Twenty years later, Bergson wrote an account of his ‘missions’ to the US (there was a second one in 1918), in which he described his reaction to Wilson’s declaration of war on Germany in terms startling in their fervour (they had better remain in the original): ‘J’ai vécu là des heures inoubliables. L’humanité m’apparaissait comme transfigurée. Surtout la France adorée ... était sauvée. Ce fut la plus grande joie de ma vie ... Je n’étais rien. Personne n’était plus rien. Il n’y avait que la France.’ These words were written in 1936, but Bergson wished them to be published only once he was dead. France was by this time coming under threat once more from a ‘predatory’ Germany, and he wanted posterity to know where, prominent internationalist though he had been after 1918, his loyalties as a French citizen lay.

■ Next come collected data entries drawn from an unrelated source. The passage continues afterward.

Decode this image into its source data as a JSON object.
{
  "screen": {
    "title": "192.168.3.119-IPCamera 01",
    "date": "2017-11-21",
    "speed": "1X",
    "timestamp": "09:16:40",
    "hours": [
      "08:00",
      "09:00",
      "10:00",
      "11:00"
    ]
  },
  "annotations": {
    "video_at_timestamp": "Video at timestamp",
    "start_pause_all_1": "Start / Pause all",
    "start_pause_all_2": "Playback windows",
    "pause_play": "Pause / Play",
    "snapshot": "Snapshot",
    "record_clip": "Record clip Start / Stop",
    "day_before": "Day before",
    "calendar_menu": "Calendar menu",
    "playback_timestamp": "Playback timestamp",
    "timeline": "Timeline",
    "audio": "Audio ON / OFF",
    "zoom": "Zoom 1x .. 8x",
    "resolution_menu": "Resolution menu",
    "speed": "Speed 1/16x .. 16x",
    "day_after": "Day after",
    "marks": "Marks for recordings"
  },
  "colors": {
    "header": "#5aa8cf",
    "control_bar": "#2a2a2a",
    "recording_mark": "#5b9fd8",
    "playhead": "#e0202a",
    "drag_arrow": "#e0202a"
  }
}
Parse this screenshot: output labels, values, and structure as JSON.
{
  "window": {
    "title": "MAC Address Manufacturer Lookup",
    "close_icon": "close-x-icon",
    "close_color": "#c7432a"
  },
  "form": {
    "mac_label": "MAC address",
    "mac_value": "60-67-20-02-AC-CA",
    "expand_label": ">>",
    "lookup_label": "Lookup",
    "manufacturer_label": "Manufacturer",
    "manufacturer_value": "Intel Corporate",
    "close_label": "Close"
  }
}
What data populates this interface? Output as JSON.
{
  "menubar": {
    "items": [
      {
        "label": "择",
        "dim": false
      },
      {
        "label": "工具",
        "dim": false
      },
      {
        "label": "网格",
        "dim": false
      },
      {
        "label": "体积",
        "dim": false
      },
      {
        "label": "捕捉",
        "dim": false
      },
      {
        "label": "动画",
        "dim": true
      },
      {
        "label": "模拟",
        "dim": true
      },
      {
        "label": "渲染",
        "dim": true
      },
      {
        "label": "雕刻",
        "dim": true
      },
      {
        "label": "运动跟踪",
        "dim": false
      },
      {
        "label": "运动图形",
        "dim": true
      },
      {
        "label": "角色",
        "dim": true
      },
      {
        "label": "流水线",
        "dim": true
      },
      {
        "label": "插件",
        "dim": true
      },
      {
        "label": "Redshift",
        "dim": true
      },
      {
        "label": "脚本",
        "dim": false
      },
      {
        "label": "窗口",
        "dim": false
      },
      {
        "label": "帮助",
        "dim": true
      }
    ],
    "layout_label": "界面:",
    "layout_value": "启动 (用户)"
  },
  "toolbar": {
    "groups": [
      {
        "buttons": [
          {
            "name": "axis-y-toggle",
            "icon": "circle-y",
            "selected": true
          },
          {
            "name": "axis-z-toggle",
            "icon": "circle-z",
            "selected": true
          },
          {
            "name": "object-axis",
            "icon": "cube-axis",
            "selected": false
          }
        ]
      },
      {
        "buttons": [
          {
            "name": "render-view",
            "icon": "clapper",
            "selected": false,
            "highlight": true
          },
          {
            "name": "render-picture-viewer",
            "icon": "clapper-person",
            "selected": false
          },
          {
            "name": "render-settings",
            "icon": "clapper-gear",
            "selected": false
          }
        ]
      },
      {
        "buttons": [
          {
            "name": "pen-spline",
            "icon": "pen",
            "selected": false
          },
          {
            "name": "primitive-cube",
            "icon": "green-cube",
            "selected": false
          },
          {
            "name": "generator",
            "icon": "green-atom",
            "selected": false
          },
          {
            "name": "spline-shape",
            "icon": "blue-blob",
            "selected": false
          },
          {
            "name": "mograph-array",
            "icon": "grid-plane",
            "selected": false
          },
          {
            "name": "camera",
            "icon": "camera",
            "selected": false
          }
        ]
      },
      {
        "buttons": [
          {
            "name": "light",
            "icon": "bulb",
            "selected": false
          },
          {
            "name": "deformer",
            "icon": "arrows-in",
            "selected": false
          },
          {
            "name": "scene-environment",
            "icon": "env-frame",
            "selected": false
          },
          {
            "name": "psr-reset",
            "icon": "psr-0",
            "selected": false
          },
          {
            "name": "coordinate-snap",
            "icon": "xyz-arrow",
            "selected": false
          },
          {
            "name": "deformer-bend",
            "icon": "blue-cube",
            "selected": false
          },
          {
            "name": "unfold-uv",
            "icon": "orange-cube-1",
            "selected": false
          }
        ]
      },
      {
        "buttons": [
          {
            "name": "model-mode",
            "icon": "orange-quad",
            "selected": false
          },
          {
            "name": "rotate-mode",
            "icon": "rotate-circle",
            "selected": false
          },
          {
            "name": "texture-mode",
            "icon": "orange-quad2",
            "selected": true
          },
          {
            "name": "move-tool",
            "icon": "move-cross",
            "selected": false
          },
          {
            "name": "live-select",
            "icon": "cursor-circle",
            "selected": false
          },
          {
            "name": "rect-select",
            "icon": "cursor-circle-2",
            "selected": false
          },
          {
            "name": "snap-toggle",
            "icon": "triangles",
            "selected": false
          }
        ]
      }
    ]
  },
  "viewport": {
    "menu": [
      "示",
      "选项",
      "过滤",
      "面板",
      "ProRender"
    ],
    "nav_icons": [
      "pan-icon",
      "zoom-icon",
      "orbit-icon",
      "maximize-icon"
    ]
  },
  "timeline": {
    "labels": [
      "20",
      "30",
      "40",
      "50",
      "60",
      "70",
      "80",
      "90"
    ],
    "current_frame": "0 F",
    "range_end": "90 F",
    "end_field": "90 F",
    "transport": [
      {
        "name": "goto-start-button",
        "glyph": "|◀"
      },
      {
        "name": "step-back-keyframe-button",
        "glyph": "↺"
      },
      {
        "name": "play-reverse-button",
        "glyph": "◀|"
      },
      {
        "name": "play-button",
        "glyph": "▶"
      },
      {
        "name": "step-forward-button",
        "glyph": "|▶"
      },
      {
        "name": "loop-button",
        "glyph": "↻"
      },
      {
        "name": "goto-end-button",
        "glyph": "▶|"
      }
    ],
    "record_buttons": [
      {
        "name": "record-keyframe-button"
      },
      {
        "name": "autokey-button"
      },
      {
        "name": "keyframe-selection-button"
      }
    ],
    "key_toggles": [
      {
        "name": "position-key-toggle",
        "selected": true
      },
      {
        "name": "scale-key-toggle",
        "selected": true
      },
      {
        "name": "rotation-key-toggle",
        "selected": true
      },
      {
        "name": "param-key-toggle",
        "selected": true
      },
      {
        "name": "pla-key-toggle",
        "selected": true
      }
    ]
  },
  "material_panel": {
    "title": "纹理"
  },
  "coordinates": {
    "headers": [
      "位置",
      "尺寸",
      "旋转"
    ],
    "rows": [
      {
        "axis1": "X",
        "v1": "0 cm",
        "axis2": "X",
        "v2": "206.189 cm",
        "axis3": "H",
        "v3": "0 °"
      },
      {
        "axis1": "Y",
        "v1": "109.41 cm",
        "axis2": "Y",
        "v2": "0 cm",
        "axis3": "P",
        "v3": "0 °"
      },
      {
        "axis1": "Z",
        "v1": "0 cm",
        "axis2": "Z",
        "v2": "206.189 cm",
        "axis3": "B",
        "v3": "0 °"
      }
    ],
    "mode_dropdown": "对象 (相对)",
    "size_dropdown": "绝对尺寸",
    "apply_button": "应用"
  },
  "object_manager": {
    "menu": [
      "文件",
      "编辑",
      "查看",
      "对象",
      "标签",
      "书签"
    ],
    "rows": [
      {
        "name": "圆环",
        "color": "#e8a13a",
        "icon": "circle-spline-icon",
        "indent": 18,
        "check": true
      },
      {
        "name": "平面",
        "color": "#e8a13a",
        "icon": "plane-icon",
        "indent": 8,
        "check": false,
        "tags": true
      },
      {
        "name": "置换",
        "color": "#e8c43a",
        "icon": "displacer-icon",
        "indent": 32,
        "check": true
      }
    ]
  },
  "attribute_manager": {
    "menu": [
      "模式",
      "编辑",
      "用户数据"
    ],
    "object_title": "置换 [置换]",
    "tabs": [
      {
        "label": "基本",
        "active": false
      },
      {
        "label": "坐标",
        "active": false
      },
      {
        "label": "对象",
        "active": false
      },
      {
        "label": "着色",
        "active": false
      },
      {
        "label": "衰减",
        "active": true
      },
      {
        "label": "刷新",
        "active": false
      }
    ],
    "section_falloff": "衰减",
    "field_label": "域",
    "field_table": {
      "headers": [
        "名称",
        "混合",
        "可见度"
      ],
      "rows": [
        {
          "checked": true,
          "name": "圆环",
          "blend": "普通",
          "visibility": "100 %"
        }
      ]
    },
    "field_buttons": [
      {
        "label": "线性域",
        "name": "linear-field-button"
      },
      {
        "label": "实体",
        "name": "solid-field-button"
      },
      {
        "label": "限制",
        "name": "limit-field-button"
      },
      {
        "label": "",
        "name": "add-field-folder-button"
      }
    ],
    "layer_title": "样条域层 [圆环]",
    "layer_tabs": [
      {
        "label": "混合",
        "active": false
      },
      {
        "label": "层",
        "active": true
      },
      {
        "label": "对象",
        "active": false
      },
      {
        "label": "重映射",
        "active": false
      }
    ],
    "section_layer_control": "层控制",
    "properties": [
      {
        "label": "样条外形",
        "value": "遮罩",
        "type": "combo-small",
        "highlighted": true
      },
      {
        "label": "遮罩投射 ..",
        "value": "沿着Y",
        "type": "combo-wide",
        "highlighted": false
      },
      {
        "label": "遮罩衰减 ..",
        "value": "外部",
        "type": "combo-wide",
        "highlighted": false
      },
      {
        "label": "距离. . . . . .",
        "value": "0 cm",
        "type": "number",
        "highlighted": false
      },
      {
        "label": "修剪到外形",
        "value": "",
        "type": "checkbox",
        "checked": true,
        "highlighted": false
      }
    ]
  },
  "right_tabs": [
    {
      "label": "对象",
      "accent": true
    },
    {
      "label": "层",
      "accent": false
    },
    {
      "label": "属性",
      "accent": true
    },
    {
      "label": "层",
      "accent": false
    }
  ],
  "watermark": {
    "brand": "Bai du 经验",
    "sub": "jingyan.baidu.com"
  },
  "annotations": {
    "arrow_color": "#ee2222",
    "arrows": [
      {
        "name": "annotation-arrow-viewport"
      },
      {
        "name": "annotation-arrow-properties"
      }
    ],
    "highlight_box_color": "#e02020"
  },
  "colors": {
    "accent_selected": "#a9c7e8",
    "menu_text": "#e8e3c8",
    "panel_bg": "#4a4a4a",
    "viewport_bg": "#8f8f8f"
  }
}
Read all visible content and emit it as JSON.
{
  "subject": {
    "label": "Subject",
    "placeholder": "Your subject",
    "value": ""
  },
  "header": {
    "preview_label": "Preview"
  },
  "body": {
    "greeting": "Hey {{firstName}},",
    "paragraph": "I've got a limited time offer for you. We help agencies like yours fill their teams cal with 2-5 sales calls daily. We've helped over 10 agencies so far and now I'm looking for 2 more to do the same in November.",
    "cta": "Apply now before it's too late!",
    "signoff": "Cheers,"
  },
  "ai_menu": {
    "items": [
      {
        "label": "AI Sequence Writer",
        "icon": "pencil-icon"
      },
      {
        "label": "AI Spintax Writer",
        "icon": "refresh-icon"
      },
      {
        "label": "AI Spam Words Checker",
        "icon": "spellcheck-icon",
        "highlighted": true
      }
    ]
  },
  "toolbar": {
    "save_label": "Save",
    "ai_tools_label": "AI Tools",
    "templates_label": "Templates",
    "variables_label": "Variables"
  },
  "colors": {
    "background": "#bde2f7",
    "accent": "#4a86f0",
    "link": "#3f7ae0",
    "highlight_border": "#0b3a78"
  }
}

By the time the war came, Bergson was 80 years old and had been ill for many years with a rheumatic complaint. Exactly what happened to him in the few months between the collapse of June 1940 and his death in January 1941 is uncertain. It is said that he registered with the authorities as a Jew and gave up his many French honours. There is also a story, not certified in this biography, that Vichy offered him the status of ‘honorary Aryan’ and that he refused it. This squalid offer lends a distressing resonance to the proclamation of his Frenchness that he had left to be read after his death.